The spousal IRA rules were eventually changed to allow a working spouse to contribute to the IRA of a spouse who earns little or no income. This provision might benefit a couple when one spouse is working and the other is not, whether the nonworking spouse is a student, raising children, unemployed, or even retired.
When making spousal contributions, you have the same choice between the up-front tax deduction associated with a traditional IRA or tax-free withdrawals offered by a Roth IRA. Either way, there’s still time to make IRA contributions for the 2015 tax year: The deadline is April 18, 2016 (a three-day delay from the usual deadline).
Contributing to the IRA of a nonworking spouse offers married couples a chance to double up on retirement savings and might also provide a larger tax deduction than contributing to a single IRA.
An individual with earned income can contribute up to $5,500 to his or her own IRA and up to $5,500 more to a spouse’s IRA, as long as the couple’s combined income exceeds both contributions and they file a joint tax return. An additional $1,000 catch-up contribution can be made for each spouse who is age 50 or older.
All other IRA eligibility rules must be met. So if a spousal contribution is made to a traditional IRA, the nonworking spouse must be under age 70½ in the year for which the contribution is made. There are no age limits for contributions to a Roth IRA.
Traditional IRA Deductibility
If neither spouse actively participates in an employer-sponsored retirement plan such as a 401(k), contributions to a traditional IRA are fully tax deductible. However, if one or both are active participants, federal income limits may affect the deductibility of contributions.
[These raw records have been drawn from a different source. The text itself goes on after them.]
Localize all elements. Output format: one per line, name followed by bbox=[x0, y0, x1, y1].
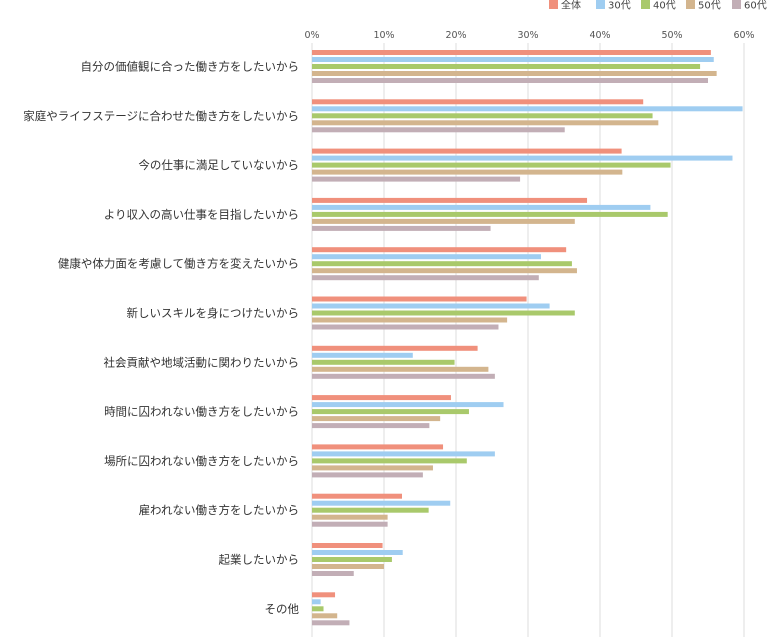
category-label: 社会貢献や地域活動に関わりたいから bbox=[104, 355, 300, 369]
x-tick-label: 10% bbox=[373, 30, 394, 41]
bar bbox=[312, 113, 653, 119]
bar bbox=[312, 71, 717, 76]
bar bbox=[312, 176, 521, 182]
bar bbox=[312, 268, 577, 274]
category-label: 起業したいから bbox=[219, 553, 300, 567]
bar bbox=[312, 352, 413, 358]
category-label: より収入の高い仕事を目指したいから bbox=[104, 207, 299, 221]
bar bbox=[312, 127, 565, 133]
legend-label: 全体 bbox=[561, 0, 581, 12]
bar bbox=[312, 592, 336, 598]
legend-swatch bbox=[596, 0, 605, 9]
bar bbox=[312, 395, 451, 401]
bar bbox=[312, 500, 451, 506]
bar bbox=[312, 550, 403, 555]
category-label: 家庭やライフステージに合わせた働き方をしたいから bbox=[23, 109, 299, 123]
bar bbox=[312, 423, 430, 429]
bar bbox=[312, 373, 495, 379]
bar bbox=[312, 296, 527, 302]
legend-swatch bbox=[641, 0, 650, 9]
bar bbox=[312, 402, 504, 408]
category-label: その他 bbox=[265, 602, 300, 616]
bar bbox=[312, 472, 423, 478]
bar bbox=[312, 120, 659, 126]
legend-swatch bbox=[732, 0, 741, 9]
bars bbox=[312, 50, 743, 626]
legend-label: 60代 bbox=[744, 0, 767, 12]
bar bbox=[312, 543, 383, 548]
legend: 全体 30代 40代 50代 60代 bbox=[549, 0, 767, 12]
bar bbox=[312, 599, 321, 605]
legend-label: 30代 bbox=[608, 0, 631, 12]
bar bbox=[312, 557, 392, 562]
legend-swatch bbox=[686, 0, 695, 9]
bar bbox=[312, 317, 508, 323]
bar bbox=[312, 99, 644, 105]
bar bbox=[312, 409, 469, 415]
legend-label: 40代 bbox=[653, 0, 676, 12]
bar bbox=[312, 465, 433, 471]
category-label: 健康や体力面を考慮して働き方を変えたいから bbox=[58, 257, 299, 271]
category-labels: 自分の価値観に合った働き方をしたいから家庭やライフステージに合わせた働き方をした… bbox=[23, 60, 299, 616]
gridlines bbox=[311, 43, 745, 637]
bar bbox=[312, 64, 701, 69]
bar bbox=[312, 324, 499, 330]
bar bbox=[312, 416, 441, 422]
category-label: 今の仕事に満足していないから bbox=[138, 158, 299, 172]
bar bbox=[312, 564, 384, 569]
bar bbox=[312, 493, 402, 499]
bar bbox=[312, 345, 478, 351]
bar bbox=[312, 148, 622, 154]
bar bbox=[312, 275, 539, 281]
category-label: 時間に囚われない働き方をしたいから bbox=[104, 405, 299, 419]
bar bbox=[312, 162, 671, 168]
x-tick-label: 40% bbox=[589, 30, 610, 41]
bar bbox=[312, 78, 708, 83]
category-label: 新しいスキルを身につけたいから bbox=[127, 306, 300, 320]
x-axis-tick-labels: 0% 10% 20% 30% 40% 50% 60% bbox=[304, 30, 754, 41]
bar bbox=[312, 197, 588, 203]
bar bbox=[312, 218, 575, 224]
bar bbox=[312, 225, 491, 231]
bar bbox=[312, 247, 567, 253]
bar bbox=[312, 521, 388, 527]
bar bbox=[312, 571, 354, 576]
legend-label: 50代 bbox=[698, 0, 721, 12]
bar bbox=[312, 310, 575, 316]
category-label: 場所に囚われない働き方をしたいから bbox=[104, 454, 299, 468]
bar bbox=[312, 106, 743, 112]
bar bbox=[312, 359, 455, 365]
bar bbox=[312, 50, 711, 55]
bar bbox=[312, 514, 388, 520]
x-tick-label: 60% bbox=[733, 30, 754, 41]
bar bbox=[312, 444, 444, 450]
legend-swatch bbox=[549, 0, 558, 9]
bar bbox=[312, 211, 668, 217]
bar bbox=[312, 366, 489, 372]
bar bbox=[312, 155, 733, 161]
bar bbox=[312, 303, 550, 309]
x-tick-label: 30% bbox=[517, 30, 538, 41]
bar bbox=[312, 261, 572, 267]
bar bbox=[312, 507, 429, 513]
bar bbox=[312, 606, 324, 612]
bar bbox=[312, 204, 651, 210]
bar bbox=[312, 169, 623, 175]
bar bbox=[312, 254, 541, 260]
category-label: 自分の価値観に合った働き方をしたいから bbox=[81, 60, 300, 74]
bar bbox=[312, 451, 495, 457]
bar bbox=[312, 458, 467, 464]
bar bbox=[312, 620, 350, 626]
bar bbox=[312, 613, 338, 619]
x-tick-label: 0% bbox=[304, 30, 319, 41]
category-label: 雇われない働き方をしたいから bbox=[139, 503, 299, 517]
x-tick-label: 20% bbox=[445, 30, 466, 41]
bar bbox=[312, 57, 714, 62]
x-tick-label: 50% bbox=[661, 30, 682, 41]
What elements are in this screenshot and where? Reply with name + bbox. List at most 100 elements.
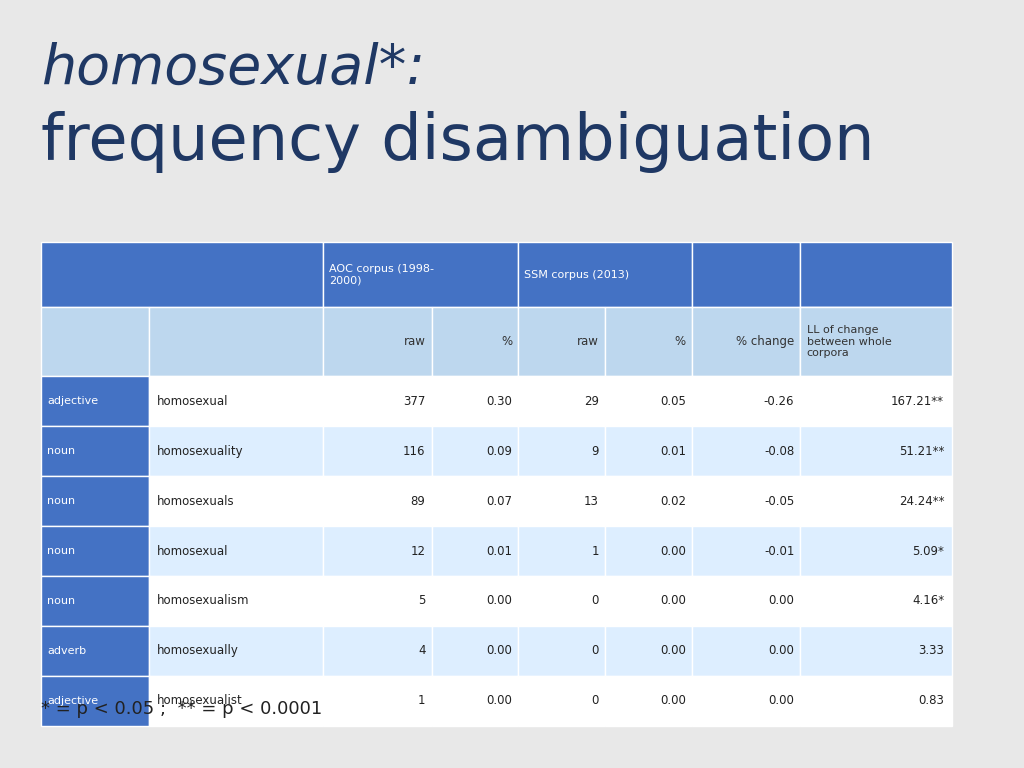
Text: 9: 9 xyxy=(592,445,599,458)
Text: * = p < 0.05 ;  ** = p < 0.0001: * = p < 0.05 ; ** = p < 0.0001 xyxy=(41,700,323,718)
Bar xyxy=(431,476,518,526)
Text: adjective: adjective xyxy=(47,696,98,706)
Bar xyxy=(605,576,692,626)
Text: 116: 116 xyxy=(402,445,425,458)
Bar xyxy=(692,307,801,376)
Bar xyxy=(431,526,518,576)
Text: 3.33: 3.33 xyxy=(919,644,944,657)
Text: LL of change
between whole
corpora: LL of change between whole corpora xyxy=(807,325,891,359)
Text: 0.09: 0.09 xyxy=(486,445,512,458)
Text: SSM corpus (2013): SSM corpus (2013) xyxy=(524,270,630,280)
Bar xyxy=(605,376,692,426)
Bar xyxy=(605,426,692,476)
Bar xyxy=(431,426,518,476)
Bar xyxy=(801,526,952,576)
Text: -0.08: -0.08 xyxy=(764,445,795,458)
Text: 1: 1 xyxy=(592,545,599,558)
Text: 0.07: 0.07 xyxy=(486,495,512,508)
Text: 0.05: 0.05 xyxy=(659,395,686,408)
Text: %: % xyxy=(675,336,686,348)
Bar xyxy=(801,576,952,626)
Text: homosexuals: homosexuals xyxy=(157,495,234,508)
Text: homosexuality: homosexuality xyxy=(157,445,244,458)
Bar xyxy=(801,307,952,376)
Bar xyxy=(431,626,518,676)
Text: 4.16*: 4.16* xyxy=(912,594,944,607)
Text: 0.00: 0.00 xyxy=(659,545,686,558)
Bar xyxy=(605,476,692,526)
Bar xyxy=(801,626,952,676)
Bar xyxy=(41,576,150,626)
Text: AOC corpus (1998-
2000): AOC corpus (1998- 2000) xyxy=(329,263,434,286)
Text: homosexual*:: homosexual*: xyxy=(41,42,425,95)
Bar xyxy=(605,307,692,376)
Text: noun: noun xyxy=(47,546,75,556)
Bar xyxy=(692,626,801,676)
Text: adjective: adjective xyxy=(47,396,98,406)
Bar xyxy=(518,476,605,526)
Bar xyxy=(41,426,150,476)
Bar xyxy=(323,426,431,476)
Bar xyxy=(150,526,323,576)
Text: -0.05: -0.05 xyxy=(764,495,795,508)
Bar xyxy=(150,676,323,726)
Text: homosexualist: homosexualist xyxy=(157,694,243,707)
Text: 0: 0 xyxy=(592,594,599,607)
Text: 0: 0 xyxy=(592,644,599,657)
Bar xyxy=(692,242,801,307)
Bar xyxy=(692,676,801,726)
Bar xyxy=(801,426,952,476)
Bar xyxy=(41,526,150,576)
Text: 167.21**: 167.21** xyxy=(891,395,944,408)
Text: -0.01: -0.01 xyxy=(764,545,795,558)
Bar xyxy=(150,376,323,426)
Bar xyxy=(323,376,431,426)
Bar xyxy=(41,626,150,676)
Text: %: % xyxy=(501,336,512,348)
Bar xyxy=(41,307,150,376)
Text: 13: 13 xyxy=(584,495,599,508)
Bar xyxy=(150,576,323,626)
Text: adverb: adverb xyxy=(47,646,86,656)
Text: 89: 89 xyxy=(411,495,425,508)
Bar xyxy=(323,242,518,307)
Bar xyxy=(518,576,605,626)
Bar xyxy=(323,626,431,676)
Bar xyxy=(518,676,605,726)
Text: 29: 29 xyxy=(584,395,599,408)
Bar xyxy=(518,242,692,307)
Text: 51.21**: 51.21** xyxy=(899,445,944,458)
Text: frequency disambiguation: frequency disambiguation xyxy=(41,111,874,174)
Bar xyxy=(150,426,323,476)
Text: 0.00: 0.00 xyxy=(486,694,512,707)
Bar xyxy=(801,242,952,307)
Text: 5.09*: 5.09* xyxy=(912,545,944,558)
Text: homosexual: homosexual xyxy=(157,395,228,408)
Bar xyxy=(41,476,150,526)
Bar xyxy=(801,307,952,376)
Bar xyxy=(431,307,518,376)
Bar xyxy=(431,676,518,726)
Text: homosexually: homosexually xyxy=(157,644,239,657)
Bar xyxy=(323,676,431,726)
Text: noun: noun xyxy=(47,496,75,506)
Bar xyxy=(801,476,952,526)
Text: 0.02: 0.02 xyxy=(659,495,686,508)
Text: homosexual: homosexual xyxy=(157,545,228,558)
Text: 0.00: 0.00 xyxy=(659,594,686,607)
Text: 0.01: 0.01 xyxy=(486,545,512,558)
Bar xyxy=(692,476,801,526)
Text: 0: 0 xyxy=(592,694,599,707)
Text: 0.00: 0.00 xyxy=(659,694,686,707)
Bar xyxy=(605,676,692,726)
Bar xyxy=(605,626,692,676)
Bar xyxy=(692,426,801,476)
Bar xyxy=(518,426,605,476)
Bar xyxy=(518,626,605,676)
Bar xyxy=(323,526,431,576)
Bar xyxy=(323,576,431,626)
Text: 1: 1 xyxy=(418,694,425,707)
Bar xyxy=(518,307,605,376)
Text: 12: 12 xyxy=(411,545,425,558)
Text: 5: 5 xyxy=(418,594,425,607)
For married couples filing jointly, the ability to deduct contributions to the IRA of an active participant is phased out if their modified adjusted gross income (MAGI) is between $98,000 and $118,000. There are higher phaseout limits when the contribution is being made to the IRA of a nonparticipating spouse: MAGI between $183,000 and $193,000 in 2015 ($184,000–$194,000 in 2016). Thus, some participants in workplace plans who earn too much to deduct an IRA contribution for themselves may be able to make a deductible IRA contribution to the account of a nonparticipating spouse.
Traditional IRA withdrawals are taxed as ordinary income and may be subject to a 10% federal income tax penalty if withdrawn prior to age 59½, with certain exceptions as outlined by the IRS.
The Roth Option
Eligibility to contribute to a Roth IRA phases out at higher modified AGI levels ($183,000–$193,000 for married couples filing jointly in 2015; $184,000–$194,000 in 2016).
Roth IRA contributions are made with after-tax funds, so they can be withdrawn without penalty at any time, for any reason. Withdrawals of earnings are also tax-free, regardless of how much growth the account experiences, if they meet the five-year holding requirement and take place after age 59½, or result from the owner’s death or disability.
Annual required minimum distributions (RMDs) from traditional IRAs must begin for the year in which the account owner reaches age 70½. Original Roth IRA owners are not subject to RMDs.